Indemnified Persons which are different from or additional to those available to Client (in which case Client shall not have the right to direct the defense of such action or proceeding on behalf of the Indemnified Person); (iii) Client shall not have employed counsel satisfactory to such Indemnified Person in the exercise of the Indemnified Person’s reasonable judgment to represent such Indemnified Person within a reasonable time after notice of the institution of such action or proceeding; or (iv) Client shall authorize such Indemnified Person to employ separate counsel at Client’s expense.

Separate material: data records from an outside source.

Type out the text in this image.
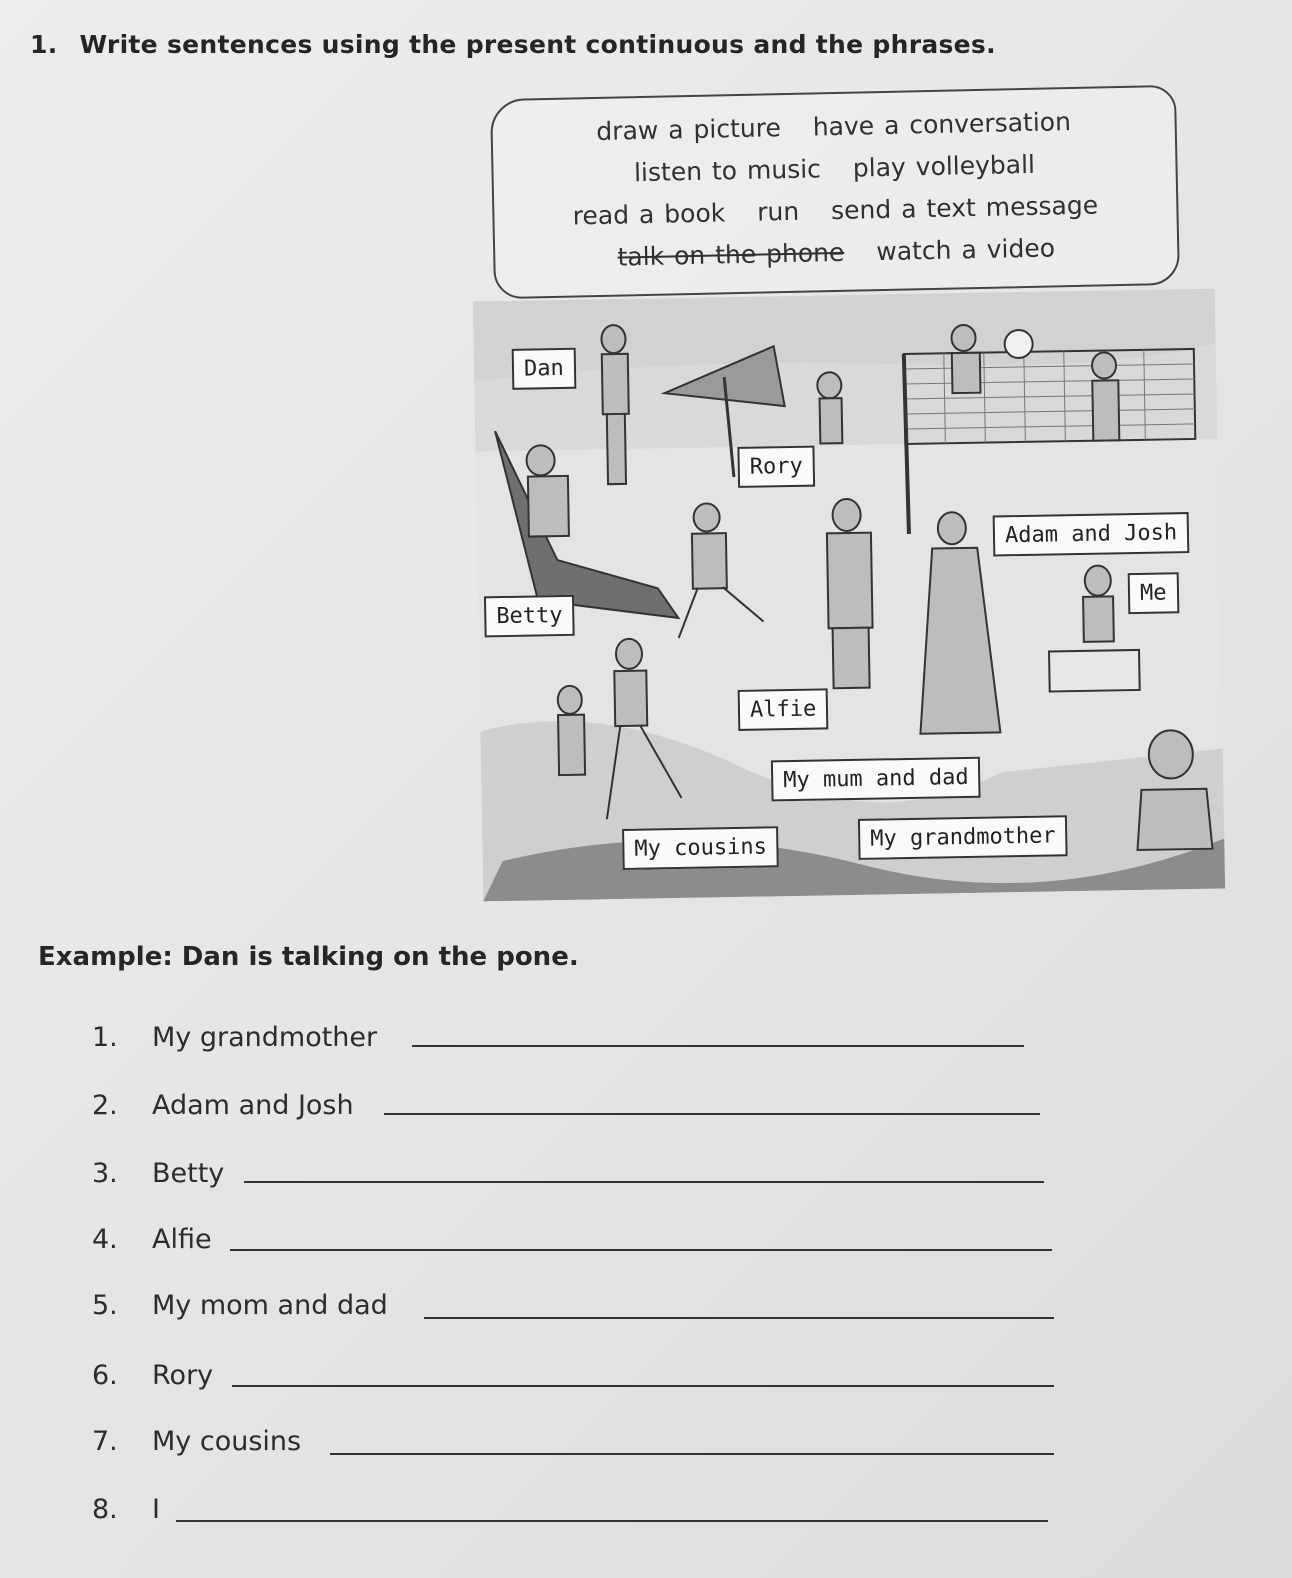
1. Write sentences using the present continuous and the phrases.
draw a picture have a conversation
listen to music play volleyball
read a book run send a text message
talk on the phone watch a video
Dan
Rory
Adam and Josh
Me
Betty
Alfie
My mum and dad
My cousins	My grandmother
Example: Dan is talking on the pone.
1. My grandmother
2. Adam and Josh
3. Betty
4. Alfie
5. My mom and dad
6. Rory
7. My cousins
8. I
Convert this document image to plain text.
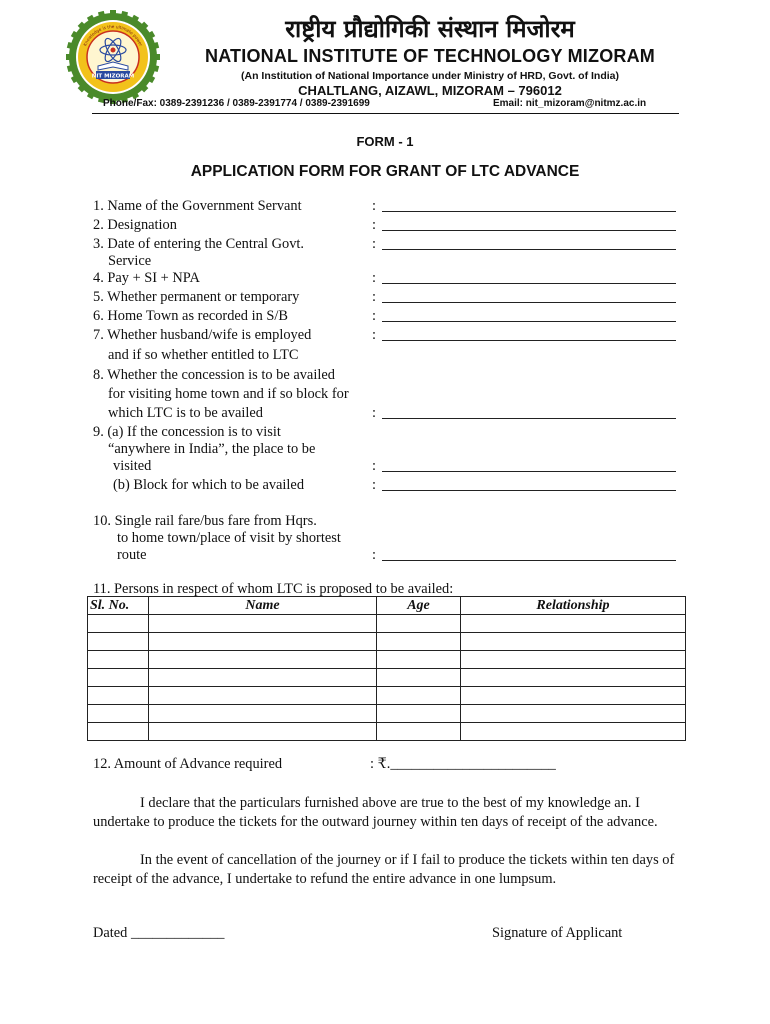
NIT MIZORAM
Knowledge is the ultimate power
राष्ट्रीय प्रौद्योगिकी संस्थान मिजोरम
NATIONAL INSTITUTE OF TECHNOLOGY MIZORAM
(An Institution of National Importance under Ministry of HRD, Govt. of India)
CHALTLANG, AIZAWL, MIZORAM – 796012
Phone/Fax: 0389-2391236 / 0389-2391774 / 0389-2391699	Email: nit_mizoram@nitmz.ac.in
FORM - 1
APPLICATION FORM FOR GRANT OF LTC ADVANCE
1. Name of the Government Servant	:
2. Designation	:
3. Date of entering the Central Govt.
Service
:
4. Pay + SI + NPA	:
5. Whether permanent or temporary	:
6. Home Town as recorded in S/B	:
7. Whether husband/wife is employed
and if so whether entitled to LTC
:
8. Whether the concession is to be availed
for visiting home town and if so block for
which LTC is to be availed	:
9. (a) If the concession is to visit
“anywhere in India”, the place to be
visited	:
(b) Block for which to be availed	:
10. Single rail fare/bus fare from Hqrs.
to home town/place of visit by shortest
route	:
11. Persons in respect of whom LTC is proposed to be availed:
Sl. No.	Name	Age	Relationship

12. Amount of Advance required	: ₹._______________________
I declare that the particulars furnished above are true to the best of my knowledge an. I undertake to produce the tickets for the outward journey within ten days of receipt of the advance.
In the event of cancellation of the journey or if I fail to produce the tickets within ten days of receipt of the advance, I undertake to refund the entire advance in one lumpsum.
Dated _____________	Signature of Applicant
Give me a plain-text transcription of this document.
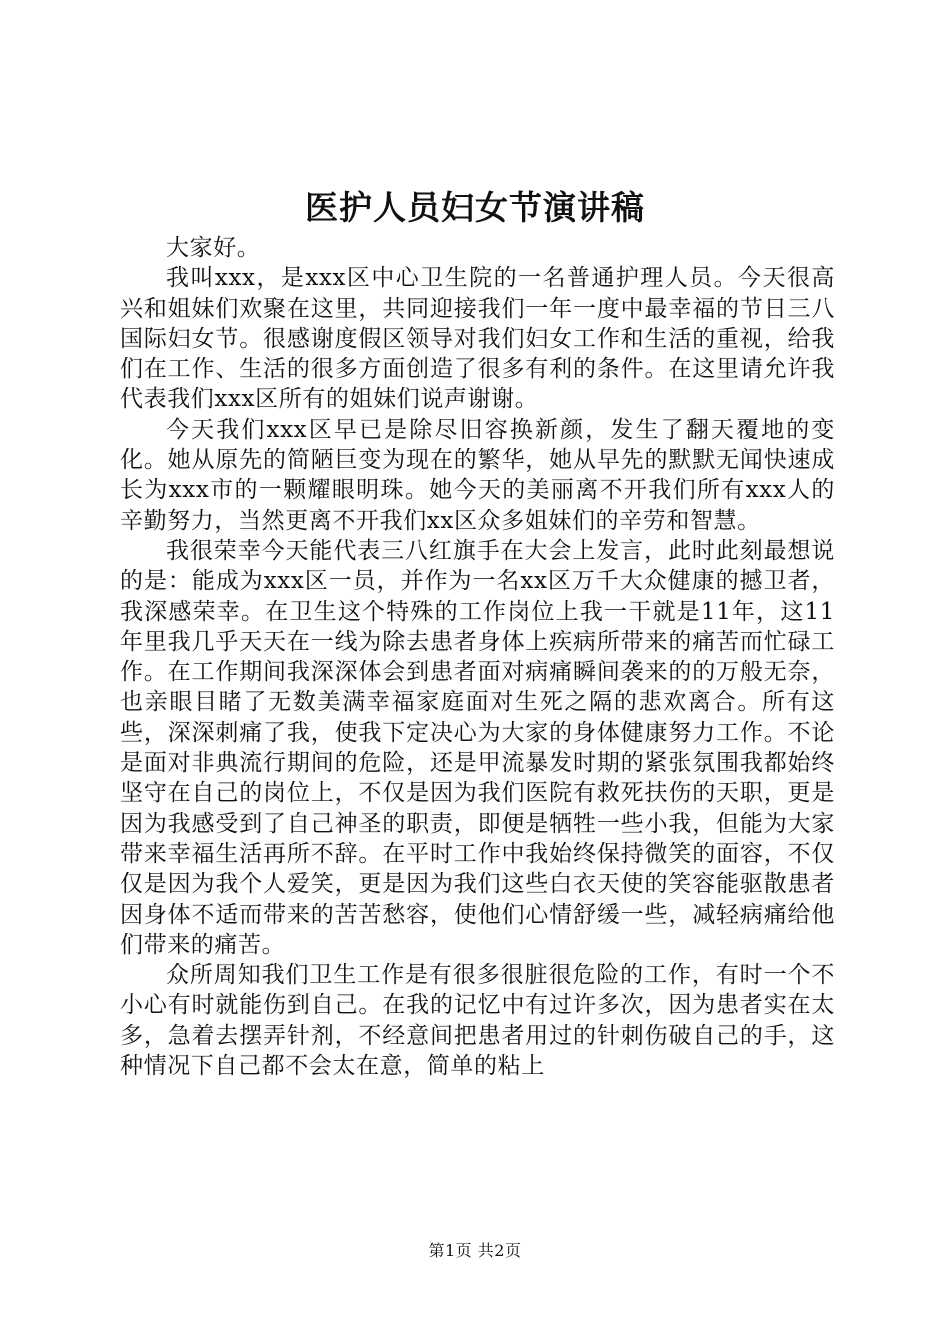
医护人员妇女节演讲稿

大家好。

我叫xxx，是xxx区中心卫生院的一名普通护理人员。今天很高兴和姐妹们欢聚在这里，共同迎接我们一年一度中最幸福的节日三八国际妇女节。很感谢度假区领导对我们妇女工作和生活的重视，给我们在工作、生活的很多方面创造了很多有利的条件。在这里请允许我代表我们xxx区所有的姐妹们说声谢谢。

今天我们xxx区早已是除尽旧容换新颜，发生了翻天覆地的变化。她从原先的简陋巨变为现在的繁华，她从早先的默默无闻快速成长为xxx市的一颗耀眼明珠。她今天的美丽离不开我们所有xxx人的辛勤努力，当然更离不开我们xx区众多姐妹们的辛劳和智慧。

我很荣幸今天能代表三八红旗手在大会上发言，此时此刻最想说的是：能成为xxx区一员，并作为一名xx区万千大众健康的撼卫者，我深感荣幸。在卫生这个特殊的工作岗位上我一干就是11年，这11年里我几乎天天在一线为除去患者身体上疾病所带来的痛苦而忙碌工作。在工作期间我深深体会到患者面对病痛瞬间袭来的的万般无奈，也亲眼目睹了无数美满幸福家庭面对生死之隔的悲欢离合。所有这些，深深刺痛了我，使我下定决心为大家的身体健康努力工作。不论是面对非典流行期间的危险，还是甲流暴发时期的紧张氛围我都始终坚守在自己的岗位上，不仅是因为我们医院有救死扶伤的天职，更是因为我感受到了自己神圣的职责，即便是牺牲一些小我，但能为大家带来幸福生活再所不辞。在平时工作中我始终保持微笑的面容，不仅仅是因为我个人爱笑，更是因为我们这些白衣天使的笑容能驱散患者因身体不适而带来的苦苦愁容，使他们心情舒缓一些，减轻病痛给他们带来的痛苦。

众所周知我们卫生工作是有很多很脏很危险的工作，有时一个不小心有时就能伤到自己。在我的记忆中有过许多次，因为患者实在太多，急着去摆弄针剂，不经意间把患者用过的针刺伤破自己的手，这种情况下自己都不会太在意，简单的粘上

第1页 共2页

     In order to provide for the just and equitable contribution, if a claim for indemnification hereunder is found unenforceable in a final judgment by a court of competent jurisdiction (not subject to further appeal), even though the express provisions hereof provide for indemnification in such case, then Client and Sherwood shall contribute to the losses, claims, damages, judgments, liability or costs to which the Indemnified Person may be subject in accordance with the relative benefits received by, and the relative fault of, each in connection with the statements, acts or omissions which resulted in such losses, claims, damages, judgments, liabilities, or costs. Client agrees that a pro rata allocation would be unfair. No person found liable for a fraudulent misrepresentation or omission shall be entitled to contribution from any person who is not also found liable for such fraudulent misrepresentation or omission. Notwithstanding the foregoing, Sherwood shall not be obligated to contribute to any amount hereunder that exceeds the amount of fees previously received by Sherwood for its services to Client.
These indemnification provisions shall (i) remain operative and in full force and effect regardless of any termination, expiration or completion of the Engagement of Sherwood; (ii) inure to the benefit of any successors, assigns, heirs or personal representative of any Indemnified Person; and (iii) be in addition to any other rights that any Indemnified Person may have.